It can be challenging to avoid the potential risk of patent infringement in design patent applications. Companies usually fashion their new product lines to a similar likeness to those of their competitors. But they must differentiate their product design from their competitors, or they can be held liable for patent infringement.
What are Design Patents?
Design patents are based on the visual features of the invention and are limited to its appearance, not functionality. Some examples of a design invention patent are packaging, automobiles and jewelry designs, computer icons, etc. Whereas, utility patents include new ideas, inventions, and machine processes and take into account the function and usefulness of the product.
Design patent infringement claims are only limited to the look or the visual of the product and don’t apply to its function or use.

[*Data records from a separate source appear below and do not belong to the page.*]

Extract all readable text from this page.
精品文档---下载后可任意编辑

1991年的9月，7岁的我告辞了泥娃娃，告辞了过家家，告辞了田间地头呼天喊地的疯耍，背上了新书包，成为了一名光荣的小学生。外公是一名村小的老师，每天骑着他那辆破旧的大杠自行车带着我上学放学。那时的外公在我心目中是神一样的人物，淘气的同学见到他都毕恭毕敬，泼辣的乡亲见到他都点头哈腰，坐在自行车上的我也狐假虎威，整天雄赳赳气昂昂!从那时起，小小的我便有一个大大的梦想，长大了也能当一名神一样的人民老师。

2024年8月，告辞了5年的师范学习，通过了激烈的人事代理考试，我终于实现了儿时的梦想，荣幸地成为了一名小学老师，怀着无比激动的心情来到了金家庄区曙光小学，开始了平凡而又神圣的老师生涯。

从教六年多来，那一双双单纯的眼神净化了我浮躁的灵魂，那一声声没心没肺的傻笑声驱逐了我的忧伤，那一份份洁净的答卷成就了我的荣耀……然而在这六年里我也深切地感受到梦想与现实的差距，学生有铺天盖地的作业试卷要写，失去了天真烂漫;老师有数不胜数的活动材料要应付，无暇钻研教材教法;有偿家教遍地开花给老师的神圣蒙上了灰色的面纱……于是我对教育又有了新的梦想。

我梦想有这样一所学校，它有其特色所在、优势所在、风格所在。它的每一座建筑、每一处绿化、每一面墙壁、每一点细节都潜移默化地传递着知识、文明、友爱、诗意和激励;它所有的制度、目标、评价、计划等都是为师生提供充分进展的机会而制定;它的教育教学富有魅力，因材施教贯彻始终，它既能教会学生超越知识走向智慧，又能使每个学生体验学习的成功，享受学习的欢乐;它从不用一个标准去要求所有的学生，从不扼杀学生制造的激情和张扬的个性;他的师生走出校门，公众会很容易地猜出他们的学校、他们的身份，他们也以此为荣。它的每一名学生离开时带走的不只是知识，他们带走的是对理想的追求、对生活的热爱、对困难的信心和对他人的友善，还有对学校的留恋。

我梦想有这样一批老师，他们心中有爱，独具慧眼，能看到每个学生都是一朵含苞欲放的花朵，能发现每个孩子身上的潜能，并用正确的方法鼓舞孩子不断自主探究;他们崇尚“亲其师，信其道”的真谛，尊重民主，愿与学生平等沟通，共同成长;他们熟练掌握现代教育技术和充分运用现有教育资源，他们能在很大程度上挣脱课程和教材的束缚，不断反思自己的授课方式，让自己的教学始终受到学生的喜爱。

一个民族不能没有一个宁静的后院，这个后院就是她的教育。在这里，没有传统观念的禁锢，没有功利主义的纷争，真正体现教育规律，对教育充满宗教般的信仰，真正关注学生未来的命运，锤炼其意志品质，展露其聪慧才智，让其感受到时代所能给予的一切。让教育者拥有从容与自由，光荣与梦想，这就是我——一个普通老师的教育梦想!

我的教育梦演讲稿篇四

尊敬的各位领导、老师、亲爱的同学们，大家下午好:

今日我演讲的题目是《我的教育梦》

What Factors Should Companies Consider Before Manufacturing a New Product?
Though it’s impossible to investigate the millions of design and utility patents before developing, manufacturing, and selling a new product, due diligence and research in critical to protect yourself from patent infringement claims. Therefore, look into related patented products before developing or manufacturing a patent, examining the similarities in both looks and function for design and utility patents. This way any necessary changes can be made at the development stage to alter the product before it is finalized. For example, shape, color, and features.
You can also conduct an assignee search for utility and design patent applications at the patent office website. This gives you an idea of the pending patent applications of your competitors. Even though the assignee search may not yield results for all the patent applications, it still provides adequate information to get yourself some measure of patent protection for your design invention patent.
The following case details show the details of patent infringement for a design patent filed by Crocs Inc against several other companies.
Crocs, Inc. v. International Trade Commission
Crocs filed for patent infringement for the design of their footwear for patent number 789. The court found that the design of the infringing companies was similar to that of Croc’s patent and provided judgment of infringement against some of the companies.
The ordinary observer test is used to determine patent infringement in patent design cases. It involves comparing the accused and the patented by an ordinary observer to identify the similarities between the two designs.
The Court conducted a side-by-side comparison of the drawings of the designs of the accused companies and Croc’s 789 patent and found them almost identical. They pointed out that the patented design created a central point where all the design lines met and the copied footwear incorporated the same design element in their product. The Court held that even though there were some differences in both designs, the overall effects of both products were deceivingly similar and it would be difficult for an ordinary observer to pinpoint the differences between the two designs.
Conclusion
The ordinary observer test is the deciding factor to determine infringement in design patent claims. It is important to understand that the Courts can consider both the design similarities and the overall look or effect of the patent design to come to a decision. Minor differences in design are not enough to rule out patent infringement claims. Therefore, examine and analyze each aspect of your invention design before selling, manufacturing, or making it public to avoid legal consequences.